Article Title



M. Bryant-Ekstrand1, T. Kelly1, C. Brown2, R. Lord3, T. Dawkins3, A. Drane3, O. Barak4, T. Dragun5, M. Stembridge3, B. Spajić6, I. Drviš6, J.W. Duke7, G. Foster2, Z. Dujic5, AT. Lovering1

1University of Oregon, Eugene, OR, USA, 2University of British Columbia, Kelowna, BC, Canada, 3Cardiff Metropolitan University, Cardiff, Wales, UK, 4University of Novi Sad, Novi Sad, Serbia, 5University of Split School of Medicine, Split, Croatia, 6University of Zagreb, Zagreb, Croatia, 7Northern Arizona University, Flagstaff, AZ, USA

Breath-hold divers (BHD) routinely place themselves into extremely hypoxemic (low blood oxygen) conditions and therefore repeatedly expose themselves to intermittent bouts of hypoxia and consequently pulmonary hypertension and increased right heart work. PURPOSE: The purpose of this study was to 1) determine if pulmonary arterial pressure and right heart dysfunction in hypoxia were greater in BHD compared to controls, and 2) determine the role of a pulmonary vasodilator in alleviating the increased pulmonary pressure in response to hypoxia. METHODS: Subjects (n=24, 12 BHD, 12 Control) completed two 30-minute isocapnic normobaric hypoxic breathing challenges, after receiving either 50mg sildenafil or placebo, with a 48-hour minimum washout period between visits.

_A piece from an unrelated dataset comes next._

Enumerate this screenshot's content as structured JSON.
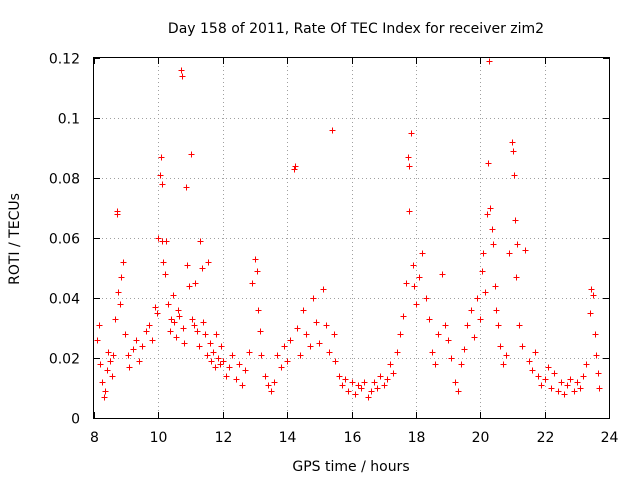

Pulmonary arterial systolic pressure (PASP) and right heart function via tricuspid anular plane systolic excursion (TAPSE) measures were made using Doppler ultrasound, and total pulmonary resistance (TPR) was calculated with PASP and cardiac output (Qt). RESULTS: Compared to placebo, BHD had a reduction in TPR with sildenafil in normoxia (312.5 ± 92.8 vs 385 ± 122.6 dynes/sec/cm-5, respectively, p = .04). Compared to normoxia, PASP was increased with hypoxia in BHDc with placebo (22.9±6.0 vs. 32.4±8.9 mm Hg, respectively, p=0.0002) but not with sildenafil. Conversely, BHD had no changes in PASP with placebo, but had an increase in PASP from normoxia to hypoxia with sildenafil (22.3±4.8 vs. 31.5±6.9 mm Hg, respectively, p=0.0002). CONCLUSION: There was no effect of group or treatment on TAPSE. Our data suggest breath hold divers may have a previously unrecognized chronic pulmonary vasoconstriction in room air that is prevented with administration of sildenafil.

Funded by the Burroughs Wellcome Fund (BWF) 2018 Collaborative Research Travel Grant (CRTG) and the Fulbright U.S. Scholar Grant.